Le passement de jambes de Zidane pour théoriser la pensée d'Heidegger

Le philosophe français Mehdi Belhaj Kacem signe un texte érudit et surprenant pour le livre illustrant l'exposition neuchâteloise «Accélération». Entretien. Aux halles de karting de Serrières, ce soir on lance le livre «Accélération». Lancer: ce verbe de mouvement prend tout son sens dans la propulsion de matière proposée par cet objet d'art. Un livre conceptuel, qui traite le texte comme un matériau, de la glaise, l'oscillation d'une fréquence. Esthétisme du collage. Une proposition qui ne pouvait que séduire l'écrivain et philosophe Mehdi Belhaj Kacem, qui livre une contribution érudite, pop et provocante à plusieurs vitesses. Entretien avec ce penseur atypique, qui se bat contre la nouvelle philosophie d'André Glucksmann ou Alain Finkielkraut et défend le dernier philosophe maoïste de France, Alain Badiou, avec vigueur.

10 juin 2007, 12:00

Votre texte très dense semble détourner la commande de Kunstart en proposant des pistes de réflexion érudites mais surprenantes, qui jouent avec la notion de rythme? Tout de suite le sujet d'«Accéleration» m'a semblé intéressant, mais je voulais me méfier de propos trop modernistes ou trop nihilistes. La réflexivité décalée me permet de me différencier du discours sous-jacent et d'ancrer les choses dans leur durée.

Lorsque la philosophie contemporaine aborde les questions de vitesse on pense à Gilles Deleuze. Vous choisissez de présenter aussi les pensées d?Alain Badiou et de Martin Heidegger... Tout tournoie tout le temps. On peut rattacher la vitesse à Deleuze, la lenteur à Heidegger et l'immobilisme à Badiou. Je place Martin Heidegger entre les deux parce que son être est plus lent que le virtuel de Deleuze et plus rapide que l'être mathématisé de Badiou. Du coup, son événement est plus rapide que celui de Deleuze et plus lent que celui de Badiou.

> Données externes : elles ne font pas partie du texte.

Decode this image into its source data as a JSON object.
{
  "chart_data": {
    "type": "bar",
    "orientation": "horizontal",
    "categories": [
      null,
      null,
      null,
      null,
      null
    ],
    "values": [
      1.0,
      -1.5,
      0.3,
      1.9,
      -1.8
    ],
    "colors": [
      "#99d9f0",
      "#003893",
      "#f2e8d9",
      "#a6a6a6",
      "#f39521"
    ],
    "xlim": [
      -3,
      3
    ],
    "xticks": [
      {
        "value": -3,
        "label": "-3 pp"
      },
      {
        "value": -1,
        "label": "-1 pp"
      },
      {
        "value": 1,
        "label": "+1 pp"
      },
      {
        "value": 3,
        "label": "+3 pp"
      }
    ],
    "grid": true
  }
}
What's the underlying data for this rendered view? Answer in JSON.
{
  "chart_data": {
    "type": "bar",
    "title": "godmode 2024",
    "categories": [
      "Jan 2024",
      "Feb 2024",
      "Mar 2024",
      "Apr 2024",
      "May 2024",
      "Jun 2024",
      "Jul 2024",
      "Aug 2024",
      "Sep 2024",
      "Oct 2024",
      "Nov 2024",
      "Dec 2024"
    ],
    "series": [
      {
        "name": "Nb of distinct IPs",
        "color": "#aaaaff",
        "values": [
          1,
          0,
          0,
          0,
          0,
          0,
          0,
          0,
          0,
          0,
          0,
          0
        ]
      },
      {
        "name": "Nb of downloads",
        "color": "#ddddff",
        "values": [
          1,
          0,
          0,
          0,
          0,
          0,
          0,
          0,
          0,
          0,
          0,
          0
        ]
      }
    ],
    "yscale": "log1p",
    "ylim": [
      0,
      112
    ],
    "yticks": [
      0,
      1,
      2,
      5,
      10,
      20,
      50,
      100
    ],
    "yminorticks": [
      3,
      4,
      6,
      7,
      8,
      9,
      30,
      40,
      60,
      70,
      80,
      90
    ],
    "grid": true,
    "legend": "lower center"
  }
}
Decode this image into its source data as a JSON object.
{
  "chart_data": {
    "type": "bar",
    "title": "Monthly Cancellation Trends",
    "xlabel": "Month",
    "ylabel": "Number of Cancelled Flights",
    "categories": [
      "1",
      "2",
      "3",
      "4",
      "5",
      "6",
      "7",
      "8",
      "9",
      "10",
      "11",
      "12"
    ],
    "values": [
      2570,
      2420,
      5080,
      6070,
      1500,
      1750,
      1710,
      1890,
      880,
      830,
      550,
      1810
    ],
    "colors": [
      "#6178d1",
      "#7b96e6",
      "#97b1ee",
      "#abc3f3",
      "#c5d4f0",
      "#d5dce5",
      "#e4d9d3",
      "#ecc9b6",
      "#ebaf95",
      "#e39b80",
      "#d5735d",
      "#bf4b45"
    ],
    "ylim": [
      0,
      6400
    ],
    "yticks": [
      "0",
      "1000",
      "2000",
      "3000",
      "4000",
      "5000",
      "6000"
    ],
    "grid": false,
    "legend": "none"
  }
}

La philosophie de Deleuze permet-elle de comprendre l?art d?aujourd?hui? Deleuze permet de décrypter à merveille la peinture de Francis Bacon et ses textes sur l'image éclairent énormément. Le monde de l'art le cite, le lit, mais ne le comprend pas toujours. Ce sont aussi les effets de copénétration entre la mode et le marketing. A l'inverse, j'aime particulièrement les visions modernistes et éternisantes de l'artiste Thomas Hirschhorn.

Vous avez joué dans «Sauvage innocence» le rôle de Philippe Garrel, un cinéaste très axé sur ses histoires personnelles et avez participé à la reconstitution contemporaine de «La maman et la putain» de Jean Eustache. Quels rapports avec le philosophe? Lorsque j'ai commencé ma carrière de romancier, j'étais fasciné par le rituel, l'expérience, et consciemment je me rapprochais d'objets artistiques proches de la téléréalité, mais géniaux de modernité comme «ExistenZ» de David Cronenberg. Nous avons d'ailleurs nommé une revue ainsi. Je continue à trouver chez Philippe Garrel, Jean Eustache ou Arnaud Desplechin une transparence courageuse. Mais je choisis aujourd'hui de m'orienter plus clairement vers la philosophie antiphilosophique de Badiou et de me préoccuper moins de mon reste de romantique surréaliste, ce qui se solde par une vie assez ennuyeuse, même si je continue à me nourrir de l'art.

Vous aimez aussi dissimuler dans vos textes rigoureux des références à Monica Bellucci ou Zinedine Zidane? Oui, c'est une manière de donner des exemples qui parlent à tout le monde. Dans le film sur Zidane de Douglas Gordon et Philippe Parenno, on s'ennuie toute la première mi-temps, avant ce passement de jambe génial qui dure dix secondes. J'aime le football défensif italien parce qu'il permet de comprendre pourquoi ce pays est si cruel avec ses artistes. J'ai failli me faire lyncher dans mon village parce que, pendant la finale de la Coupe du monde, je portais un maillot de Del Piero.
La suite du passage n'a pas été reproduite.